Em entrevista, presidente da ONG “Tortura Nunca Mais”, Cecília Coimbra, reage com indignação ao recuo de Dilma na proposta de acabar com o sigilo eterno dos documentos públicos.
Passada a fase mais aguda do imbróglio desencadeado pela evolução patrimonial do ex-ministro Antonio Palocci, a expectativa na base aliada era de um período de calmaria e boas notícias.
Mas para frustração do Palácio do Planalto, a estratégia de adotar uma agenda positiva para enterrar a crise acabou ficando em segundo plano devido à decisão da presidente de recuar na proposta de acabar com o sigilo eterno dos documentos públicos.
Diante da forte reação do movimento de Direitos Humanos e de partidos aliados, Dilma acabou por retirar a urgência do projeto que tramita no Congresso. Ou seja, a polêmica ficou para depois.
Nessa entrevista, a presidente da ONG "Tortura Nunca Mais", Cecília Coimbra, reage com indignação ao recuo de Dilma. "Algumas pessoas esquecem o passado quando assumem o poder".
Como avalia o retrocesso do governo na decisão de manter o sigilo eterno dos documentos oficiais?
Isso é terrível, um retrocesso. Ouviram muito pouco os familiares dos mortos e desaparecidos durante a ditadura e os movimentos de direitos humanos. É claro que isso interessa também a toda sociedade, aos historiadores e aos pesquisadores, mas as pessoas que estão nessa luta há 30 anos não foram sequer consultadas.
A postura de Dilma é um achincalhe a toda proposta feita pela Secretaria Especial de Direitos Humanos. A própria Comissão da Verdade, que está travada na Câmara, para nós é uma Comissão da mentira. É uma grande misse-en-scène para a mídia.
Acredita que a presidente Dilma Rousseff recuou devido à pressão dos ex-presidentes Fernando Collor e José Sarney?
É claro que o sigilo eterno interessa a eles devido às coisas pouco honradas feitas em seus respectivos governos. Mas existe também uma pressão do ministério da Defesa que não aparece, também de segmentos militares.
O ex-deputado José Genoino, que foi preso político e esteve na guerrilha do Araguaia, aceitou um convite para ser assessor do ministro Nelson Jobim no Ministério da Defesa. Como avalia essa decisão e a atuação dele na pasta?
Acho isso péssimo, lamentável.
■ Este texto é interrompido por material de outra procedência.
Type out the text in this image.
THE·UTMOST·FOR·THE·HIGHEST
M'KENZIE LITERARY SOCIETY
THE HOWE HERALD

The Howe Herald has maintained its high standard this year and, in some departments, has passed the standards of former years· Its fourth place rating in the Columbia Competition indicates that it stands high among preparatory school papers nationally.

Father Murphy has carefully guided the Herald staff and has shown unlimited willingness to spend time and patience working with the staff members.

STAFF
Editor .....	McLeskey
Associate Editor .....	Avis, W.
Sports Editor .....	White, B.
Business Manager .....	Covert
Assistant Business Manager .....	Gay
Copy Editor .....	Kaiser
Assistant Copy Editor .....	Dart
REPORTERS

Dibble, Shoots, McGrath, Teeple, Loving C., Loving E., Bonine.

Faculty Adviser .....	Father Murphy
Ele manchou toda sua história de vida e resistência.
Não acha que Genoino pode ser um contraponto dentro de um ministério conservador?
De jeito nenhum. Achar isso é pura ingenuidade. E sabemos que o José Genoino não é ingênuo. Trata-se de uma crença política de que o possível, hoje, é isso.
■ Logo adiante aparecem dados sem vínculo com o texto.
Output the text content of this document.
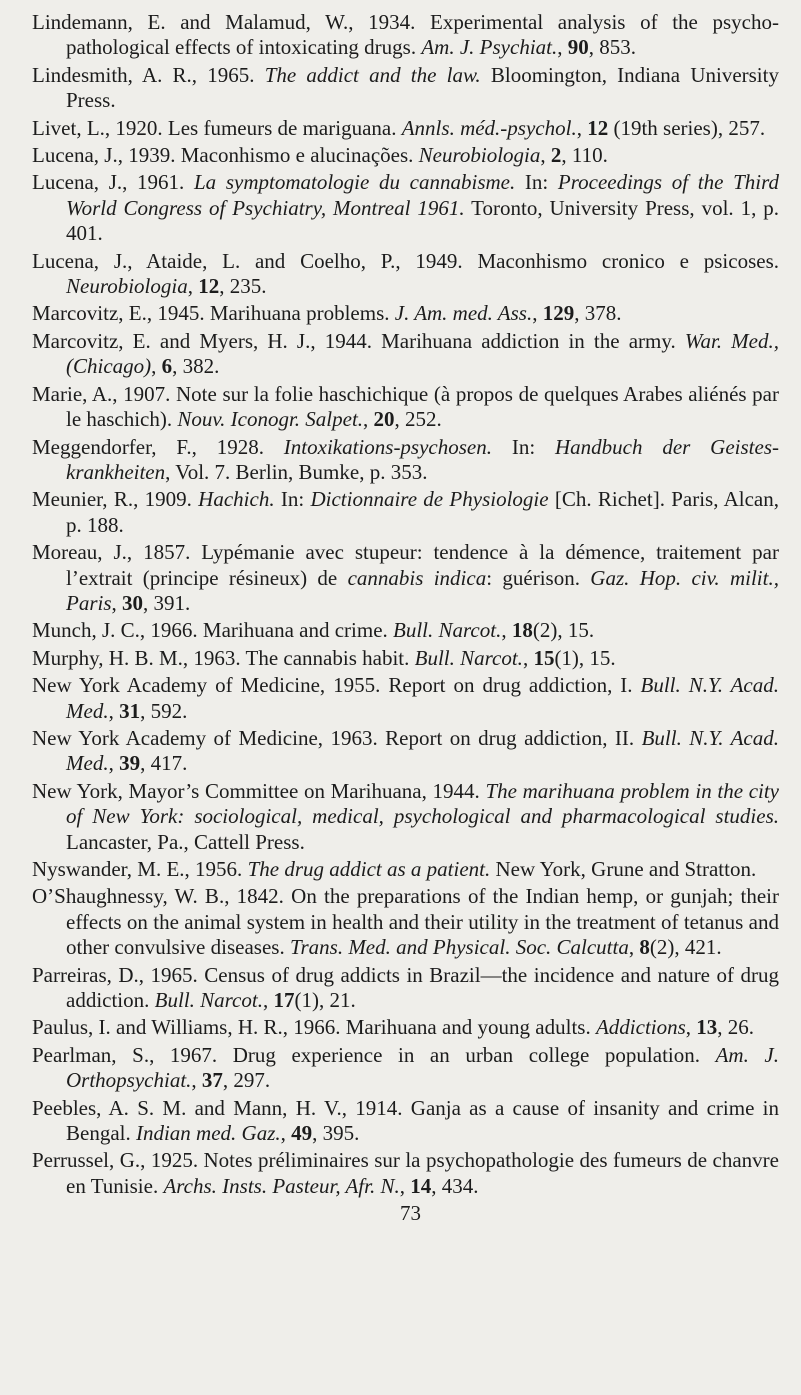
Lindemann, E. and Malamud, W., 1934. Experimental analysis of the psycho-pathological effects of intoxicating drugs. Am. J. Psychiat., 90, 853.
Lindesmith, A. R., 1965. The addict and the law. Bloomington, Indiana University Press.
Livet, L., 1920. Les fumeurs de mariguana. Annls. méd.-psychol., 12 (19th series), 257.
Lucena, J., 1939. Maconhismo e alucinações. Neurobiologia, 2, 110.
Lucena, J., 1961. La symptomatologie du cannabisme. In: Proceedings of the Third World Congress of Psychiatry, Montreal 1961. Toronto, University Press, vol. 1, p. 401.
Lucena, J., Ataide, L. and Coelho, P., 1949. Maconhismo cronico e psicoses. Neurobiologia, 12, 235.
Marcovitz, E., 1945. Marihuana problems. J. Am. med. Ass., 129, 378.
Marcovitz, E. and Myers, H. J., 1944. Marihuana addiction in the army. War. Med., (Chicago), 6, 382.
Marie, A., 1907. Note sur la folie haschichique (à propos de quelques Arabes aliénés par le haschich). Nouv. Iconogr. Salpet., 20, 252.
Meggendorfer, F., 1928. Intoxikations-psychosen. In: Handbuch der Geistes-krankheiten, Vol. 7. Berlin, Bumke, p. 353.
Meunier, R., 1909. Hachich. In: Dictionnaire de Physiologie [Ch. Richet]. Paris, Alcan, p. 188.
Moreau, J., 1857. Lypémanie avec stupeur: tendence à la démence, traitement par l’extrait (principe résineux) de cannabis indica: guérison. Gaz. Hop. civ. milit., Paris, 30, 391.
Munch, J. C., 1966. Marihuana and crime. Bull. Narcot., 18(2), 15.
Murphy, H. B. M., 1963. The cannabis habit. Bull. Narcot., 15(1), 15.
New York Academy of Medicine, 1955. Report on drug addiction, I. Bull. N.Y. Acad. Med., 31, 592.
New York Academy of Medicine, 1963. Report on drug addiction, II. Bull. N.Y. Acad. Med., 39, 417.
New York, Mayor’s Committee on Marihuana, 1944. The marihuana problem in the city of New York: sociological, medical, psychological and pharmacological studies. Lancaster, Pa., Cattell Press.
Nyswander, M. E., 1956. The drug addict as a patient. New York, Grune and Stratton.
O’Shaughnessy, W. B., 1842. On the preparations of the Indian hemp, or gunjah; their effects on the animal system in health and their utility in the treatment of tetanus and other convulsive diseases. Trans. Med. and Physical. Soc. Calcutta, 8(2), 421.
Parreiras, D., 1965. Census of drug addicts in Brazil—the incidence and nature of drug addiction. Bull. Narcot., 17(1), 21.
Paulus, I. and Williams, H. R., 1966. Marihuana and young adults. Addictions, 13, 26.
Pearlman, S., 1967. Drug experience in an urban college population. Am. J. Orthopsychiat., 37, 297.
Peebles, A. S. M. and Mann, H. V., 1914. Ganja as a cause of insanity and crime in Bengal. Indian med. Gaz., 49, 395.
Perrussel, G., 1925. Notes préliminaires sur la psychopathologie des fumeurs de chanvre en Tunisie. Archs. Insts. Pasteur, Afr. N., 14, 434.
73
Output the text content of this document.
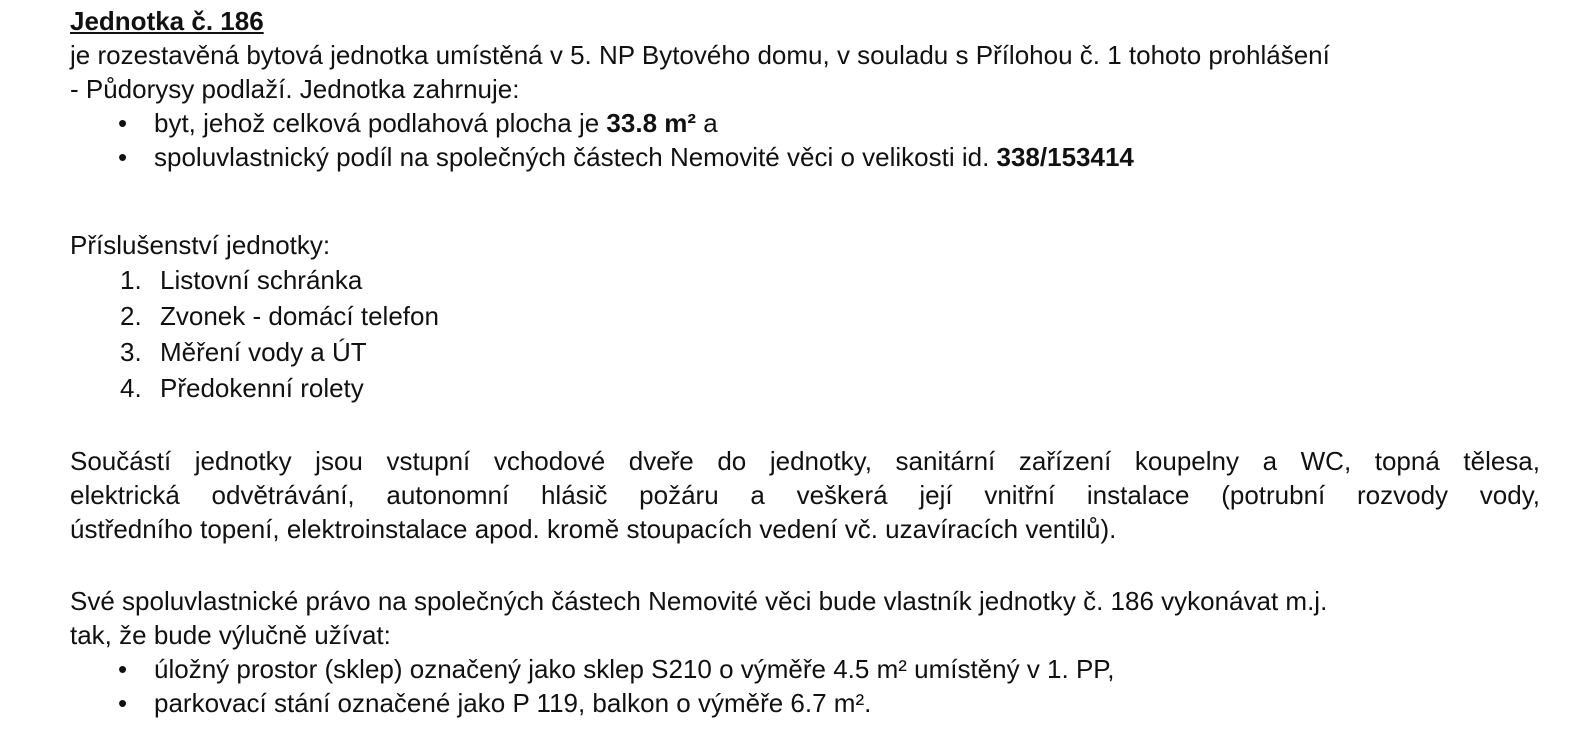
Jednotka č. 186
je rozestavěná bytová jednotka umístěná v 5. NP Bytového domu, v souladu s Přílohou č. 1 tohoto prohlášení
- Půdorysy podlaží. Jednotka zahrnuje:
• byt, jehož celková podlahová plocha je 33.8 m² a
• spoluvlastnický podíl na společných částech Nemovité věci o velikosti id. 338/153414
Příslušenství jednotky:
1. Listovní schránka
2. Zvonek - domácí telefon
3. Měření vody a ÚT
4. Předokenní rolety
Součástí jednotky jsou vstupní vchodové dveře do jednotky, sanitární zařízení koupelny a WC, topná tělesa,
elektrická odvětrávání, autonomní hlásič požáru a veškerá její vnitřní instalace (potrubní rozvody vody,
ústředního topení, elektroinstalace apod. kromě stoupacích vedení vč. uzavíracích ventilů).
Své spoluvlastnické právo na společných částech Nemovité věci bude vlastník jednotky č. 186 vykonávat m.j.
tak, že bude výlučně užívat:
• úložný prostor (sklep) označený jako sklep S210 o výměře 4.5 m² umístěný v 1. PP,
• parkovací stání označené jako P 119, balkon o výměře 6.7 m².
Ele nunca nos procurou. É uma coisa muito estranha ele aceitar a Medalha do Pacificador, a Comenda mais alta do Exército que foi dada aos torturadores.
A presidente Dilma é uma ex-presa política. Esperava dela outra postura devido ao seu passado?
As marcas de quem foi preso e torturado ficam com a gente a vida inteira. Não saem. Espero que essas marcas falem mais alto à presidente do que os acordos que foram feitos.
Mas infelizmente os acordos estão prevalecendo. Algumas pessoas esquecem o passado quando assumem o poder ou determinados cargos.
Que acordos?
Desde a anistia, vários acordos foram feitos. Quando o (ex-presidente) Sarney assume, outros acordos foram selados. Quando Lula assume, idem. Eu fui do PT e deixei o partido indignada. Nós assistimos esse processo dentro do PT na primeira e na segunda eleição do Lula. Os acordos foram feitos com forças que respaldaram a ditadura e efetivamente participaram do estado de terror.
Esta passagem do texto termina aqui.